In the Senegal River valley, advocacy campaigns led by local GPFs have led to the Société D’Aménagement et d’Exploitation des Terres du Fleuve Sénégal (SAED) (website in French) allocating at least 10% of their developed farmland to local unions. Through this, a growing number of women could access farmland that had traditionally been used by men.
Acting collectively through GPFs has also helped give women a stronger voice in how land is governed locally. According to Aida Cissé, president of the Communal Union of Women’s GPFs in Darou Khoudoss: “GPFs are forums of solidarity, where women can share information and be trained on issues relating to land".
"Through these groups we have organised ourselves better and gained greater awareness of our strength and place in the community. Thanks to organisations including IED Afrique (website in French) we have developed skills which enable us to have greater influence in local land governance”.
Limitations and barriers
All this said, the benefits of land allocations through GPFs are limited, largely due to small plot size, and the plots often being on poor quality land.
Usually, use rights are granted to the whole group and each member is allocated a small section of the plot. By the time the land is divided up, each plot is often very small – capable of generating only minimal economic activity. In Guédé, a village in the Senegal River valley, 6800m2 of land has been allocated to the local GPF.
If the 40 members were to share the land equally, each would have a 170m2 plot, producing barely enough to meet women’s needs.
Accessing land through GPFs is also hindering women’s fight to gain individual control over land. When women access land through their GPF affiliation, local authorities consider them to already have access to land despite the limitations described above.

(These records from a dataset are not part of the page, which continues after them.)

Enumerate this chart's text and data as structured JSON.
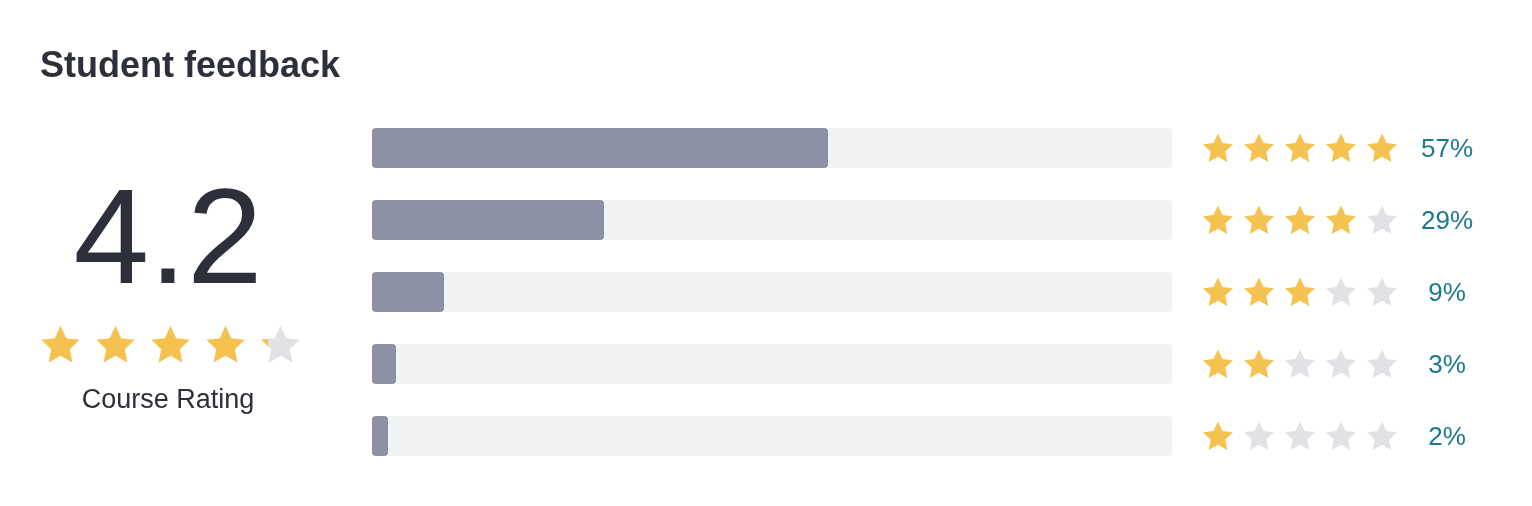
{
  "chart_data": {
    "type": "bar",
    "orientation": "horizontal",
    "title": "Student feedback",
    "annotations": [
      "4.2",
      "Course Rating"
    ],
    "categories": [
      null,
      null,
      null,
      null,
      null
    ],
    "values": [
      57,
      29,
      9,
      3,
      2
    ],
    "value_labels": [
      "57%",
      "29%",
      "9%",
      "3%",
      "2%"
    ],
    "color": "#8c92a4",
    "xlim": [
      0,
      100
    ],
    "tick_labels": false
  }
}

According to Thérèse Mbaye from the Rural Women’s Network: “Through training and learning, GFPs can strengthen women’s leadership. But their impact on women’s access to and control of land remains limited. Local authorities’ advocacy work can increase the plot sizes allocated to GPFs, [but] GPFs need greater technical and financial support from the state and NGOs to make women’s empowerment a reality.”
While women’s promotion groups have helped secure women’s land rights and strengthen their participation in decision making processes, they shouldn’t be seen as the 'go-to' solution.

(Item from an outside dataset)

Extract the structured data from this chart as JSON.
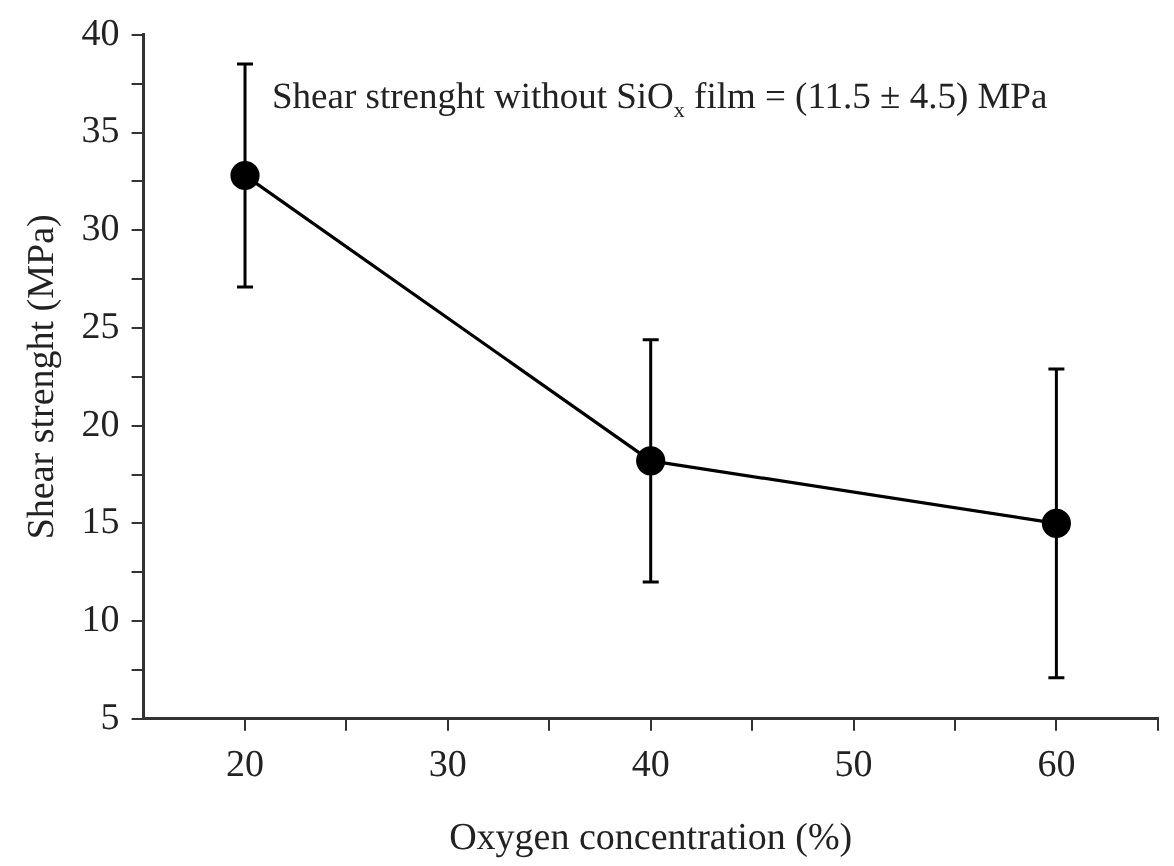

Firstly, the approach bypasses the socio-cultural constraints that women face when trying to access land, rather than solving them. Also, because – as we’ve seen – in practice, it often results in women gaining control over tiny plots that do not bring socio-economic empowerment.

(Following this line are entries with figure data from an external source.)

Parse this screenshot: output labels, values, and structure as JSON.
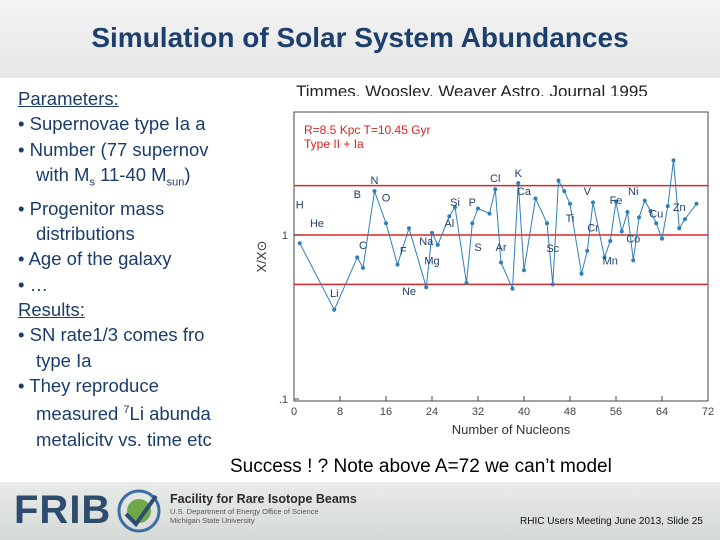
{
  "slide": {
    "title": "Simulation of Solar System Abundances",
    "citation": "Timmes, Woosley, Weaver Astro. Journal 1995",
    "success_note": "Success ! ? Note above A=72 we can’t model",
    "footer_org_name": "Facility for Rare Isotope Beams",
    "footer_org_sub1": "U.S. Department of Energy Office of Science",
    "footer_org_sub2": "Michigan State University",
    "footer_logo": "FRIB",
    "footer_slide_info": "RHIC Users Meeting June 2013, Slide 25"
  },
  "bullets": {
    "params_heading": "Parameters:",
    "p1": "• Supernovae type Ia a",
    "p2": "• Number (77 supernov",
    "p2b_pre": "with M",
    "p2b_sub": "s",
    "p2b_mid": " 11-40 M",
    "p2b_sub2": "sun",
    "p2b_post": ")",
    "p3": "• Progenitor mass",
    "p3b": "distributions",
    "p4": "• Age of the galaxy",
    "p5": "• …",
    "results_heading": "Results:",
    "r1": "• SN rate1/3 comes fro",
    "r1b": "type Ia",
    "r2": "• They reproduce",
    "r2b_pre": "measured ",
    "r2b_sup": "7",
    "r2b_post": "Li abunda",
    "r2c": "metalicity vs. time etc"
  },
  "chart_data": {
    "type": "scatter",
    "xlabel": "Number of Nucleons",
    "ylabel": "X/X⊙",
    "xlim": [
      0,
      72
    ],
    "x_ticks": [
      "0",
      "8",
      "16",
      "24",
      "32",
      "40",
      "48",
      "56",
      "64",
      "72"
    ],
    "y_scale": "log",
    "y_ticks": [
      "1",
      ".1"
    ],
    "reference_lines": [
      2,
      1,
      0.5
    ],
    "annotation_line1": "R=8.5 Kpc  T=10.45 Gyr",
    "annotation_line2": "Type II + Ia",
    "series_color": "#2e7fb8",
    "line_color": "#d62728",
    "points": [
      {
        "x": 1,
        "y": 0.89
      },
      {
        "x": 7,
        "y": 0.35
      },
      {
        "x": 11,
        "y": 0.73
      },
      {
        "x": 12,
        "y": 0.63
      },
      {
        "x": 14,
        "y": 1.85
      },
      {
        "x": 16,
        "y": 1.18
      },
      {
        "x": 18,
        "y": 0.66
      },
      {
        "x": 20,
        "y": 1.1
      },
      {
        "x": 23,
        "y": 0.48
      },
      {
        "x": 24,
        "y": 1.03
      },
      {
        "x": 25,
        "y": 0.87
      },
      {
        "x": 27,
        "y": 1.3
      },
      {
        "x": 28,
        "y": 1.48
      },
      {
        "x": 30,
        "y": 0.51
      },
      {
        "x": 31,
        "y": 1.18
      },
      {
        "x": 32,
        "y": 1.45
      },
      {
        "x": 34,
        "y": 1.35
      },
      {
        "x": 35,
        "y": 1.9
      },
      {
        "x": 36,
        "y": 0.68
      },
      {
        "x": 38,
        "y": 0.47
      },
      {
        "x": 39,
        "y": 2.07
      },
      {
        "x": 40,
        "y": 0.61
      },
      {
        "x": 42,
        "y": 1.67
      },
      {
        "x": 44,
        "y": 1.18
      },
      {
        "x": 45,
        "y": 0.5
      },
      {
        "x": 46,
        "y": 2.15
      },
      {
        "x": 47,
        "y": 1.85
      },
      {
        "x": 48,
        "y": 1.55
      },
      {
        "x": 50,
        "y": 0.58
      },
      {
        "x": 51,
        "y": 0.8
      },
      {
        "x": 52,
        "y": 1.58
      },
      {
        "x": 54,
        "y": 0.73
      },
      {
        "x": 55,
        "y": 0.92
      },
      {
        "x": 56,
        "y": 1.6
      },
      {
        "x": 57,
        "y": 1.05
      },
      {
        "x": 58,
        "y": 1.38
      },
      {
        "x": 59,
        "y": 0.7
      },
      {
        "x": 60,
        "y": 1.28
      },
      {
        "x": 61,
        "y": 1.62
      },
      {
        "x": 62,
        "y": 1.4
      },
      {
        "x": 63,
        "y": 1.18
      },
      {
        "x": 64,
        "y": 0.95
      },
      {
        "x": 65,
        "y": 1.5
      },
      {
        "x": 66,
        "y": 2.85
      },
      {
        "x": 67,
        "y": 1.1
      },
      {
        "x": 68,
        "y": 1.25
      },
      {
        "x": 70,
        "y": 1.55
      }
    ],
    "element_labels": [
      {
        "t": "H",
        "x": 1,
        "y": 1.45
      },
      {
        "t": "He",
        "x": 4,
        "y": 1.12
      },
      {
        "t": "Li",
        "x": 7,
        "y": 0.42
      },
      {
        "t": "C",
        "x": 12,
        "y": 0.82
      },
      {
        "t": "B",
        "x": 11,
        "y": 1.68
      },
      {
        "t": "N",
        "x": 14,
        "y": 2.05
      },
      {
        "t": "O",
        "x": 16,
        "y": 1.6
      },
      {
        "t": "F",
        "x": 19,
        "y": 0.76
      },
      {
        "t": "Ne",
        "x": 20,
        "y": 0.43
      },
      {
        "t": "Na",
        "x": 23,
        "y": 0.87
      },
      {
        "t": "Mg",
        "x": 24,
        "y": 0.66
      },
      {
        "t": "Al",
        "x": 27,
        "y": 1.12
      },
      {
        "t": "Si",
        "x": 28,
        "y": 1.5
      },
      {
        "t": "P",
        "x": 31,
        "y": 1.5
      },
      {
        "t": "S",
        "x": 32,
        "y": 0.8
      },
      {
        "t": "Ar",
        "x": 36,
        "y": 0.8
      },
      {
        "t": "Cl",
        "x": 35,
        "y": 2.1
      },
      {
        "t": "K",
        "x": 39,
        "y": 2.25
      },
      {
        "t": "Sc",
        "x": 45,
        "y": 0.79
      },
      {
        "t": "Ca",
        "x": 40,
        "y": 1.75
      },
      {
        "t": "Ti",
        "x": 48,
        "y": 1.2
      },
      {
        "t": "V",
        "x": 51,
        "y": 1.75
      },
      {
        "t": "Cr",
        "x": 52,
        "y": 1.05
      },
      {
        "t": "Mn",
        "x": 55,
        "y": 0.66
      },
      {
        "t": "Fe",
        "x": 56,
        "y": 1.55
      },
      {
        "t": "Ni",
        "x": 59,
        "y": 1.75
      },
      {
        "t": "Co",
        "x": 59,
        "y": 0.9
      },
      {
        "t": "Cu",
        "x": 63,
        "y": 1.28
      },
      {
        "t": "Zn",
        "x": 67,
        "y": 1.4
      }
    ]
  }
}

Despite these shortcomings, GPFs in Senegal remind us of the power of the collective to shift paradigms. Accessing land through groups may not be the definitive solution, but being organised in groups gives women power and voice to make change happen.
Collective action should be more prominent in strategies to strengthen women’s land rights. Women’s groups need more support from governments and NGOs, so they can become genuine spaces for empowerment. This includes strengthening these groups’ political and economic influence as well as recognising them as key development actors.